O sal e a religião
Por Anselmo Borges
DN 17.01.2015
A propósito dos trágicos e bárbaros acontecimentos em
Paris ficam aí algumas reflexões
1. Estamos confrontados
com a questão do outro. Somos, por natureza, sociais: fazemo-nos uns aos
outros, a nossa identidade é sempre atravessada pela alteridade. Mas o outro
enquanto diferença é ao mesmo tempo espaço de fascínio — quem não gosta de
viajar para conhecer outros povos, outras culturas? — e de perigo — o outro é o
desconhecido perante o qual é preciso prevenir-se.
Viveremos cada vez mais
em sociedades multiculturais e multi-religiosas. Aí está a riqueza da
diferença, mas, simultaneamente, o sobressalto dessa mesma diferença. Isto
impõe o conhecimento mútuo, o diálogo intercultural e inter-religioso. É cada
vez mais claro, como há muito repete o teólogo Hans Küng: não haverá paz entre
as nações sem paz entre as religiões; não haverá paz entre as religiões sem o
seu conhecimento e o diálogo entre elas; urge um consenso ético mínimo global.
2. A liberdade de
expressão é um direito fundamental e uma conquista civilizacional a que se não
pode renunciar. Também no domínio religioso: estou, por exemplo, convencido de
que, se a liberdade de pensamento e de expressão na Igreja Católica não
estivesse tão tolhida, ela, Igreja, não teria tido os problemas e até infâmias
por que tem passado.
Face à crítica da
religião, até com cartoons satíricos, patetas e boçais, não fico aflito. Já
Kant escreveu que a religião, apesar da sua majestade, não está imune à
crítica. Distingo muito bem entre o Sagrado, Deus em si mesmo, que nós nunca
atingimos — os cartoonistas também não — e as nossas formas humanas de nos
relacionarmos com Ele. Ora, muitas vezes, essas formas são ridículas, inumanas,
supersticiosas, e os críticos obrigam-nos a ver isso e a corrigir.
Evidentemente, quem
critica deve ter o sentido das suas responsabilidades quanto ao que faz e às
suas consequências. Há críticas patetas e boçais: elas ficam com os seus
autores.
Por outro lado, quem se
sente ofendido ou injuriado, ferido nos seus direitos, tem o direito à defesa
segundo a lei: protestando, organizando manifestações, recorrendo aos
tribunais. Não se pode é recorrer à violência, ao terror que mata. Frente a um
deus que legitimasse a violência bruta, a degola, a violação, a decapitação, só
haveria uma atitude humanamente digna: ser ateu. Um deus assim seria pior do
que nós, quando estamos de bem com a razão e a humanidade.
3. É sabido que também
há fundamentalismo entre os cristãos, como lembrou o Papa Francisco, e também
os cristãos cometeram barbaridades sem conta. De qualquer modo, aprenderam,
também a partir dos ensinamentos de Jesus, que é necessário ler criticamente os
textos sagrados, separar a religião e a política, criar Estados laicos, que
garantam a liberdade religiosa de todos, incluindo a dos ateus, e resolver os
diferendos e castigar os crimes, seguindo leis votadas em Parlamentos
pluralistas e democráticos.
4. Não creio que haja
guerras e violência exclusivamente religiosas. Aí, a religião servirá sobretudo
para legitimar interesses outros: políticos, económicos, geoestratégicos.

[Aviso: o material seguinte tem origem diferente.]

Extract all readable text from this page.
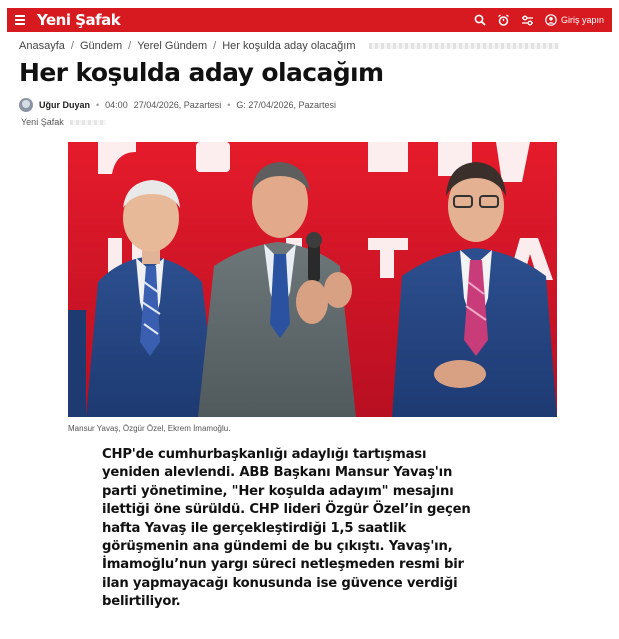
Yeni Şafak	Giriş yapın
Anasayfa / Gündem / Yerel Gündem / Her koşulda aday olacağım
Her koşulda aday olacağım
Uğur Duyan • 04:00 27/04/2026, Pazartesi • G: 27/04/2026, Pazartesi
Yeni Şafak
Mansur Yavaş, Özgür Özel, Ekrem İmamoğlu.

CHP'de cumhurbaşkanlığı adaylığı tartışması yeniden alevlendi. ABB Başkanı Mansur Yavaş'ın parti yönetimine, "Her koşulda adayım" mesajını ilettiği öne sürüldü. CHP lideri Özgür Özel’in geçen hafta Yavaş ile gerçekleştirdiği 1,5 saatlik görüşmenin ana gündemi de bu çıkıştı. Yavaş'ın, İmamoğlu’nun yargı süreci netleşmeden resmi bir ilan yapmayacağı konusunda ise güvence verdiği belirtiliyor.
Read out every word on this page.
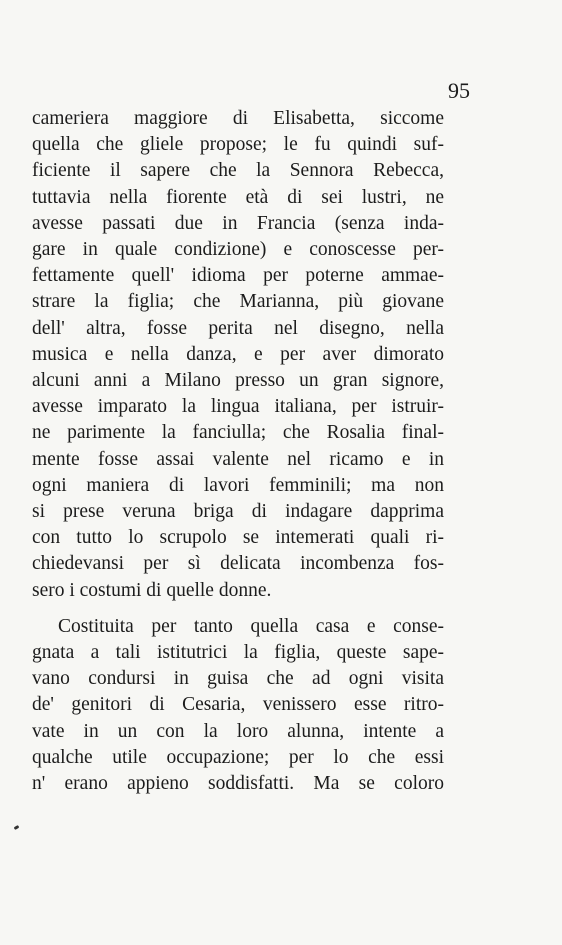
95
cameriera maggiore di Elisabetta, siccome
quella che gliele propose; le fu quindi suf-
ficiente il sapere che la Sennora Rebecca,
tuttavia nella fiorente età di sei lustri, ne
avesse passati due in Francia (senza inda-
gare in quale condizione) e conoscesse per-
fettamente quell' idioma per poterne ammae-
strare la figlia; che Marianna, più giovane
dell' altra, fosse perita nel disegno, nella
musica e nella danza, e per aver dimorato
alcuni anni a Milano presso un gran signore,
avesse imparato la lingua italiana, per istruir-
ne parimente la fanciulla; che Rosalia final-
mente fosse assai valente nel ricamo e in
ogni maniera di lavori femminili; ma non
si prese veruna briga di indagare dapprima
con tutto lo scrupolo se intemerati quali ri-
chiedevansi per sì delicata incombenza fos-
sero i costumi di quelle donne.
Costituita per tanto quella casa e conse-
gnata a tali istitutrici la figlia, queste sape-
vano condursi in guisa che ad ogni visita
de' genitori di Cesaria, venissero esse ritro-
vate in un con la loro alunna, intente a
qualche utile occupazione; per lo che essi
n' erano appieno soddisfatti. Ma se coloro
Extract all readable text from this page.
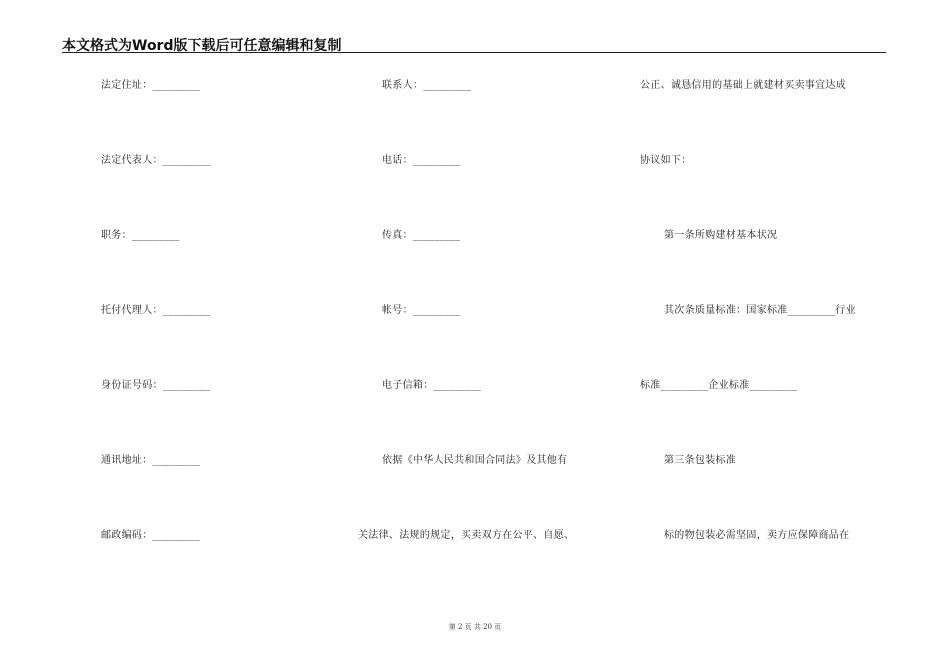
本文格式为Word版下载后可任意编辑和复制
法定住址：_________
法定代表人：_________
职务：_________
托付代理人：_________
身份证号码：_________
通讯地址：_________
邮政编码：_________
联系人：_________
电话：_________
传真：_________
帐号：_________
电子信箱：_________
依据《中华人民共和国合同法》及其他有
关法律、法规的规定，买卖双方在公平、自愿、
公正、诚恳信用的基础上就建材买卖事宜达成
协议如下：
第一条所购建材基本状况
其次条质量标准：国家标准_________行业
标准_________企业标准_________
第三条包装标准
标的物包装必需坚固，卖方应保障商品在
第 2 页 共 20 页
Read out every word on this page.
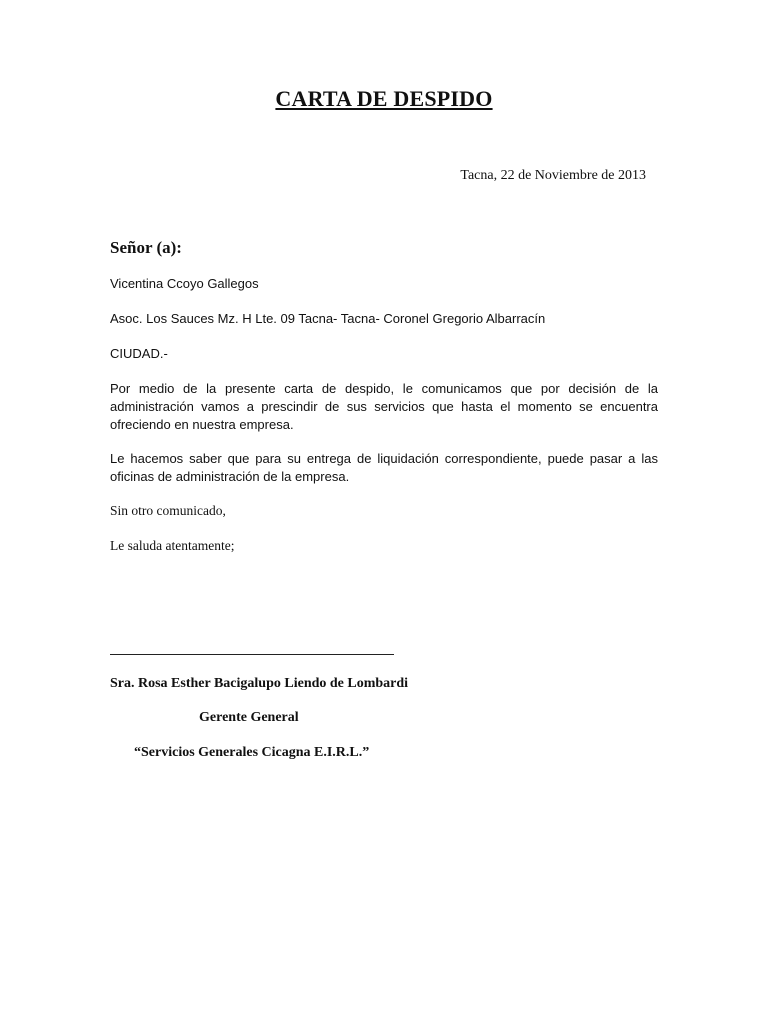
CARTA DE DESPIDO
Tacna, 22 de Noviembre de 2013
Señor (a):
Vicentina Ccoyo Gallegos
Asoc. Los Sauces Mz. H Lte. 09 Tacna- Tacna- Coronel Gregorio Albarracín
CIUDAD.-
Por medio de la presente carta de despido, le comunicamos que por decisión de la administración vamos a prescindir de sus servicios que hasta el momento se encuentra ofreciendo en nuestra empresa.
Le hacemos saber que para su entrega de liquidación correspondiente, puede pasar a las oficinas de administración de la empresa.
Sin otro comunicado,
Le saluda atentamente;
Sra. Rosa Esther Bacigalupo Liendo de Lombardi
Gerente General
“Servicios Generales Cicagna E.I.R.L.”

Penso, por exemplo, que há velhos ressentimentos do mundo muçulmano contra o
Ocidente. Lá estão a colonização, as cruzadas, a questão da Palestina, a
invasão do Iraque e o bombardeamento da Líbia e o caos que se seguiu, a falta
de integração daqueles e daquelas que vivem nos arrabaldes das cidades
europeias. Isso não justifica de modo nenhum o terror em nome de Deus, e
impõe-se, por exemplo, combater, também pela força das armas, o autoproclamado
Estado Islâmico, no quadro, evidentemente, do Direito Internacional. Mas dá que
pensar e obriga a agir.
5. Como dá que pensar
que milhares de jovens europeus sejam aliciados pelo jihadismo para combater
nas fileiras do Estado Islâmico. O que é que os move? Não será também porque,
face ao vazio de valores, no quadro de um consumismo pedante e do tédio gerado
pelo hedonismo fácil, não encontrando sentido, procuram uma grande causa,
embora louca? Perante o nada de valores de uma Europa descrente de si,
decapitada pelo materialismo, buscam no califado a senda da heroicidade e da
salvação?
6. Quando vou a Viseu,
passo pelo monumento ao bispo D. António Alves Martins, meditando na sua
afirmação sob a estátua: "A religião deve ser como o sal na comida; nem
muito nem pouco; só o preciso." Por outras palavras, quanto à religião,
nem de menos nem de mais. Estou convencido de que, sem religião, isto é, sem a
religação ao Mistério último, a vida humana é mais pobre, acanhada, sem
horizonte de transcendência e sentido último. Mas espreita sempre o perigo do
fanatismo, que pode espalhar a pequenez, a humilhação e até a morte e o horror.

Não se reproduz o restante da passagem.